Published:September 28, 2022DOI:https://doi.org/10.1016/j.amjmed.2022.09.014
      A 20-year-old man presented with a 6-week history of multiple erythematous, tender, enlarging nodules on his forehead, nose, and forearm, accompanied by severe headaches and photophobia, and fatigue. He showed little improvement on systemic steroid taper. Physical examination revealed 2 well-defined erythematous nodules measuring 1 cm × 0.5 cm on the forehead, with numerous others on the upper arms (Figure 1).
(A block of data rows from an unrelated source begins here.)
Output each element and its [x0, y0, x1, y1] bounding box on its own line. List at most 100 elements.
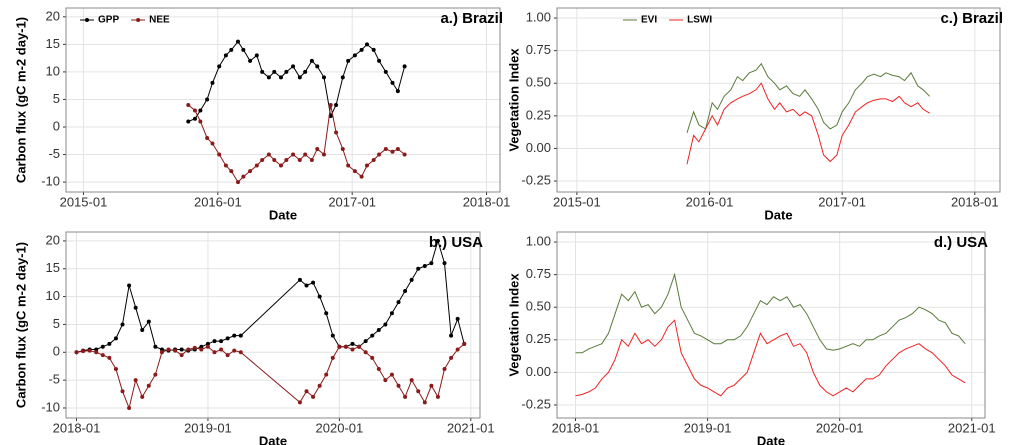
data-point [210, 80, 215, 85]
data-point [455, 347, 460, 352]
series-line [575, 272, 966, 354]
data-point [346, 163, 351, 168]
panel-title: c.) Brazil [940, 10, 1003, 27]
data-point [278, 163, 283, 168]
data-point [395, 89, 400, 94]
data-point [260, 69, 265, 74]
data-point [232, 333, 237, 338]
data-point [241, 47, 246, 52]
y-tick-label: 0.25 [526, 331, 551, 346]
data-point [198, 108, 203, 113]
panel-title: b.) USA [429, 234, 483, 251]
data-point [340, 147, 345, 152]
panel-title: d.) USA [934, 234, 988, 251]
data-point [217, 64, 222, 69]
data-point [390, 149, 395, 154]
data-point [210, 141, 215, 146]
x-tick-label: 2019-01 [184, 420, 232, 435]
data-point [389, 372, 394, 377]
x-tick-label: 2015-01 [60, 194, 108, 209]
data-point [133, 305, 138, 310]
data-point [87, 348, 92, 353]
data-point [225, 353, 230, 358]
data-point [140, 394, 145, 399]
data-point [133, 378, 138, 383]
data-point [192, 116, 197, 121]
data-point [219, 339, 224, 344]
data-point [205, 341, 210, 346]
data-point [297, 75, 302, 80]
data-point [254, 163, 259, 168]
y-tick-label: 1.00 [526, 9, 551, 24]
data-point [223, 53, 228, 58]
data-point [330, 355, 335, 360]
y-tick-label: 20 [46, 8, 60, 23]
data-point [346, 58, 351, 63]
legend-label: EVI [641, 15, 657, 26]
data-point [389, 311, 394, 316]
data-point [309, 58, 314, 63]
x-axis-label: Date [757, 433, 785, 445]
legend-label: LSWI [687, 15, 712, 26]
series-line [686, 82, 930, 165]
x-tick-label: 2018-01 [53, 420, 101, 435]
x-tick-label: 2018-01 [552, 420, 600, 435]
data-point [402, 152, 407, 157]
x-tick-label: 2018-01 [463, 194, 511, 209]
data-point [297, 400, 302, 405]
data-point [330, 333, 335, 338]
data-point [383, 378, 388, 383]
y-tick-label: 0.25 [526, 107, 551, 122]
y-tick-label: 1.00 [526, 233, 551, 248]
y-tick-label: 10 [46, 288, 60, 303]
data-point [416, 266, 421, 271]
y-tick-label: 0.00 [526, 140, 551, 155]
data-point [235, 180, 240, 185]
data-point [107, 355, 112, 360]
data-point [364, 163, 369, 168]
y-tick-label: 0.50 [526, 75, 551, 90]
data-point [352, 169, 357, 174]
data-point [383, 322, 388, 327]
data-point [324, 372, 329, 377]
panel-title: a.) Brazil [440, 10, 503, 27]
data-point [337, 344, 342, 349]
y-tick-label: 0 [53, 118, 60, 133]
y-tick-label: 10 [46, 63, 60, 78]
data-point [205, 136, 210, 141]
data-point [359, 47, 364, 52]
y-tick-label: 15 [46, 260, 60, 275]
data-point [359, 174, 364, 179]
data-point [254, 53, 259, 58]
data-point [396, 383, 401, 388]
data-point [395, 147, 400, 152]
data-point [272, 69, 277, 74]
x-axis-label: Date [269, 207, 297, 222]
data-point [225, 336, 230, 341]
y-tick-label: 0 [53, 344, 60, 359]
data-point [94, 350, 99, 355]
data-point [462, 341, 467, 346]
y-tick-label: 5 [53, 316, 60, 331]
data-point [429, 261, 434, 266]
data-point [94, 347, 99, 352]
data-point [409, 378, 414, 383]
data-point [340, 75, 345, 80]
y-tick-label: 0.75 [526, 42, 551, 57]
legend-marker [85, 18, 89, 22]
data-point [442, 261, 447, 266]
series-line [76, 343, 465, 410]
x-tick-label: 2017-01 [328, 194, 376, 209]
data-point [212, 350, 217, 355]
data-point [198, 119, 203, 124]
data-point [238, 333, 243, 338]
x-tick-label: 2020-01 [316, 420, 364, 435]
data-point [317, 294, 322, 299]
data-point [403, 289, 408, 294]
data-point [159, 347, 164, 352]
data-point [422, 400, 427, 405]
data-point [205, 97, 210, 102]
data-point [173, 348, 178, 353]
y-tick-label: 0.00 [526, 364, 551, 379]
data-point [192, 345, 197, 350]
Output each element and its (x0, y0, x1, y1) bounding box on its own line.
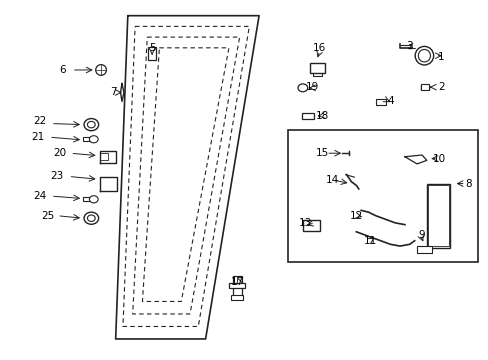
Text: 7: 7 (110, 87, 116, 98)
Text: 5: 5 (148, 43, 155, 53)
Bar (148, 47, 156, 60)
Text: 21: 21 (31, 132, 44, 142)
Bar (309, 63, 324, 73)
Bar (426, 184, 449, 248)
Text: 23: 23 (51, 171, 64, 181)
Text: 25: 25 (41, 211, 54, 221)
Bar (287, 130, 477, 262)
Text: 22: 22 (34, 116, 47, 126)
Text: 24: 24 (34, 191, 47, 201)
Bar (83, 197, 94, 202)
Text: 1: 1 (437, 52, 444, 62)
Bar (301, 113, 313, 119)
Text: 20: 20 (53, 148, 66, 158)
Ellipse shape (84, 212, 99, 224)
Ellipse shape (417, 49, 429, 62)
Text: 9: 9 (418, 230, 425, 240)
Text: 15: 15 (315, 148, 328, 158)
Ellipse shape (89, 136, 98, 143)
Text: 18: 18 (315, 111, 328, 121)
Text: 8: 8 (464, 179, 470, 189)
Bar (229, 283, 244, 288)
Text: 12: 12 (349, 211, 362, 221)
Bar (83, 137, 94, 141)
Bar (375, 99, 386, 105)
Text: 10: 10 (431, 154, 445, 163)
Ellipse shape (87, 121, 95, 128)
Bar (427, 185, 448, 246)
Ellipse shape (89, 196, 98, 203)
Text: 11: 11 (364, 236, 377, 246)
Text: 16: 16 (313, 43, 326, 53)
Text: 6: 6 (59, 65, 65, 75)
Text: 14: 14 (325, 175, 338, 185)
Ellipse shape (96, 64, 106, 75)
Bar (416, 246, 431, 253)
Ellipse shape (297, 84, 307, 92)
Text: 19: 19 (305, 82, 319, 92)
Bar (302, 220, 319, 231)
Text: 13: 13 (298, 218, 311, 228)
Bar (232, 276, 241, 296)
Text: 2: 2 (437, 82, 444, 92)
Ellipse shape (87, 215, 95, 221)
Ellipse shape (84, 118, 99, 131)
Ellipse shape (414, 46, 433, 65)
Text: 3: 3 (406, 41, 412, 51)
Bar (420, 84, 428, 90)
Text: 4: 4 (386, 96, 393, 107)
Bar (231, 296, 243, 300)
Text: 17: 17 (230, 277, 244, 287)
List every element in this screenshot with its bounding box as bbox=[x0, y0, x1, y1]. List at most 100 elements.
Nodules on the forehead were accompanied by lymphadenopathy in the cervical region. Punch biopsy of the lesion revealed a dense dermal granulomatous infiltrate with lymphocytes and numerous plasma cells (Figure 2). Immunohistochemical staining for Treponema pallidum identified numerous spirochetes, confirming a diagnosis of secondary syphilis. Treatment with benzathine penicillin G resulted in the complete resolution of symptoms.
      Figure 1
      Figure 1Multiple erythematous nodules and subcutaneous mass on the forehead.
      Figure 2
      Figure 2Histology of forehead lesion revealing a dense dermal granulomatous infiltrate with lymphocytes and numerous plasma cells (red arrow) in (A) 10× and (B) lower power in hematoxylin and eosin stain.